Richard Clemmer, chief executive of NXP, had some harsh words on Thursday for officials in China over the deal’s collapse amid a trade war between Washington and Beijing. The acquisition was terminated after it failed to secure regulatory approval from Chinese authorities before a deadline set by the companies at midnight Eastern time on Wednesday.
In an interview on Thursday, Mr. Clemmer said Chinese authorities gave no explanation for withholding approval for the transaction. He said that there were no government requirements or regulations that the deal did not meet, adding that Qualcomm and NXP had both agreed to undisclosed concessions to address antitrust concerns raised by Chinese authorities.
“For the issues they raised, remedies were provided and they agreed on those remedies,” Mr. Clemmer said of Chinese officials. “There was no clear explanation of why they wouldn’t approve it.”
Mr. Clemmer and NXP had tried for nearly two years to get the deal done. In 2016, Qualcomm and NXP had struck an agreement to combine. But the transaction could not be completed until it had obtained regulatory approval from nine jurisdictions. Eight of those, including the United States, had approved the deal; China had been the lone holdout.
The situation was complicated by the Trump administration’s recent trade moves, including placing tariffs on numerous Chinese goods. Trade experts said Chinese authorities appeared to be withholding approval of the Qualcomm and NXP deal to gain negotiating leverage in retaliation.
With the deal’s failure, NXP said it would receive a $2 billion termination fee from Qualcomm, while Qualcomm said it would buy back up to $30 billion of its stock.
On Thursday, a spokesman for the Chinese Commerce Ministry said trade tensions had nothing to do with the end of the deal.
Mr. Clemmer said Thursday that NXP assumed until the last minute that Chinese officials “would come to reason and it would be approved.”
The fact they did not, he said, suggested that international politics rather than antitrust issues were solely to blame for the deal’s collapse — a worrying sign for others contemplating cross-border transactions. “It’s really concerning,” Mr. Clemmer said.
Steve Mollenkopf, Qualcomm’s chief executive, has shied away from singling out Chinese officials but has also blamed the trade war for the deal’s collapse.
Mr. Clemmer said top American officials, including Treasury Secretary Steven Mnuchin, actively communicated with Chinese officials in support of the deal.
Mr. Mnuchin, in an interview with CNBC on Thursday, said he was very disappointed that the deal was not approved. “We’re just looking for U.S. companies to be treated fairly,” he said.

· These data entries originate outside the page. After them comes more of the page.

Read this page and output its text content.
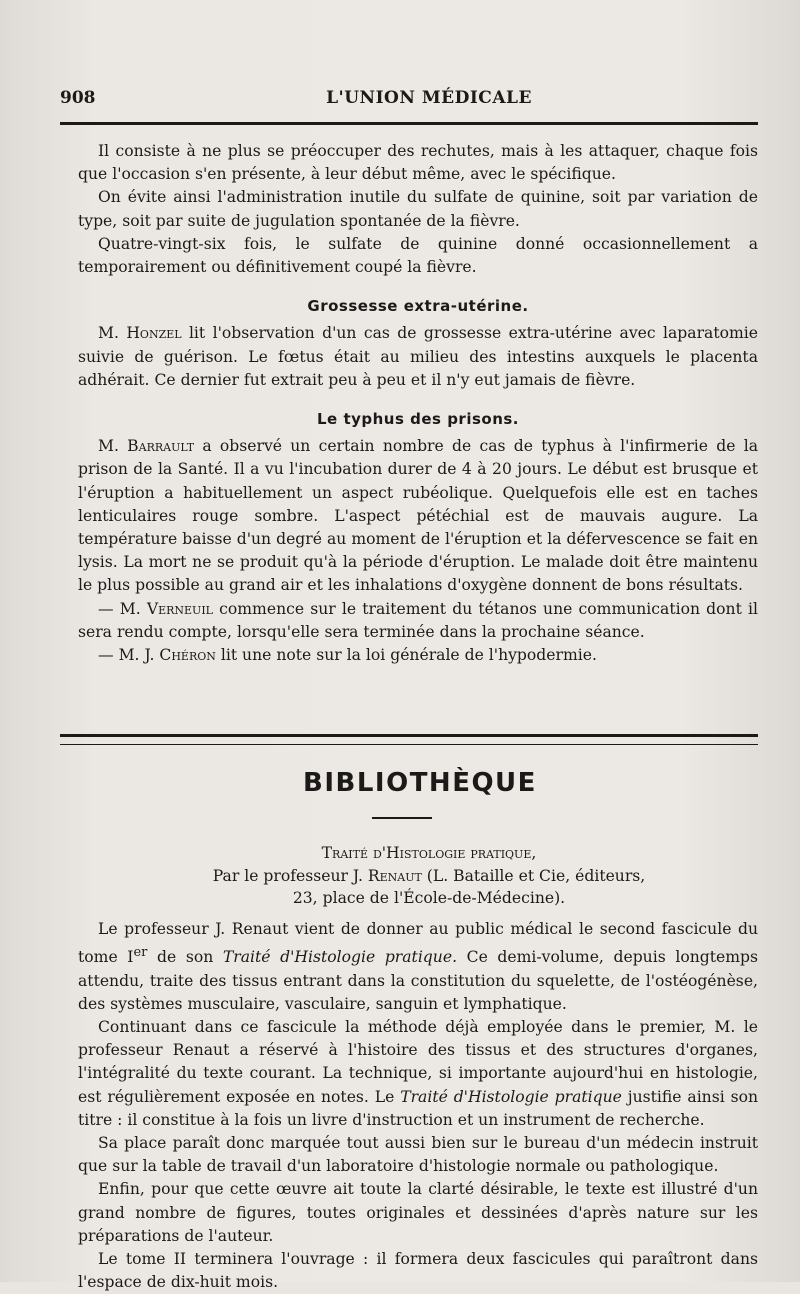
908	L'UNION MÉDICALE

Il consiste à ne plus se préoccuper des rechutes, mais à les attaquer, chaque fois que l'occasion s'en présente, à leur début même, avec le spécifique.

On évite ainsi l'administration inutile du sulfate de quinine, soit par variation de type, soit par suite de jugulation spontanée de la fièvre.

Quatre-vingt-six fois, le sulfate de quinine donné occasionnellement a temporairement ou définitivement coupé la fièvre.

Grossesse extra-utérine.

M. Honzel lit l'observation d'un cas de grossesse extra-utérine avec laparatomie suivie de guérison. Le fœtus était au milieu des intestins auxquels le placenta adhérait. Ce dernier fut extrait peu à peu et il n'y eut jamais de fièvre.

Le typhus des prisons.

M. Barrault a observé un certain nombre de cas de typhus à l'infirmerie de la prison de la Santé. Il a vu l'incubation durer de 4 à 20 jours. Le début est brusque et l'éruption a habituellement un aspect rubéolique. Quelquefois elle est en taches lenticulaires rouge sombre. L'aspect pétéchial est de mauvais augure. La température baisse d'un degré au moment de l'éruption et la défervescence se fait en lysis. La mort ne se produit qu'à la période d'éruption. Le malade doit être maintenu le plus possible au grand air et les inhalations d'oxygène donnent de bons résultats.

— M. Verneuil commence sur le traitement du tétanos une communication dont il sera rendu compte, lorsqu'elle sera terminée dans la prochaine séance.

— M. J. Chéron lit une note sur la loi générale de l'hypodermie.

BIBLIOTHÈQUE
Traité d'Histologie pratique,
Par le professeur J. Renaut (L. Bataille et Cie, éditeurs,
23, place de l'École-de-Médecine).

Le professeur J. Renaut vient de donner au public médical le second fascicule du tome Ier de son Traité d'Histologie pratique. Ce demi-volume, depuis longtemps attendu, traite des tissus entrant dans la constitution du squelette, de l'ostéogénèse, des systèmes musculaire, vasculaire, sanguin et lymphatique.

Continuant dans ce fascicule la méthode déjà employée dans le premier, M. le professeur Renaut a réservé à l'histoire des tissus et des structures d'organes, l'intégralité du texte courant. La technique, si importante aujourd'hui en histologie, est régulièrement exposée en notes. Le Traité d'Histologie pratique justifie ainsi son titre : il constitue à la fois un livre d'instruction et un instrument de recherche.

Sa place paraît donc marquée tout aussi bien sur le bureau d'un médecin instruit que sur la table de travail d'un laboratoire d'histologie normale ou pathologique.

Enfin, pour que cette œuvre ait toute la clarté désirable, le texte est illustré d'un grand nombre de figures, toutes originales et dessinées d'après nature sur les préparations de l'auteur.

Le tome II terminera l'ouvrage : il formera deux fascicules qui paraîtront dans l'espace de dix-huit mois.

Even with the deal’s collapse, Mr. Clemmer said he was confident in NXP’s path. The Netherlands-based company, the descendant of chip operations that were once part of Philips and Motorola, on Thursday reported quarterly earnings that included a 4 percent increase in total corporate revenue and roughly flat profits.
NXP is the largest supplier of chips used in cars, a position that Qualcomm hoped to exploit to broaden beyond communications chips for smartphones. Mr. Clemmer said NXP’s position is particularly strong in radar technology that will become important in the development of self-driving vehicles.
While rivals like Nvidia have an edge in chips that act as the brain in autonomous cars, NXP sells other processors and communications chips for cars that will be sold in higher volume, Mr. Clemmer said.
Like Qualcomm, NXP announced a large stock buyback to help boost its share price after the transaction’s failure. The company said Thursday it would spend up to $5 billion in repurchasing its shares.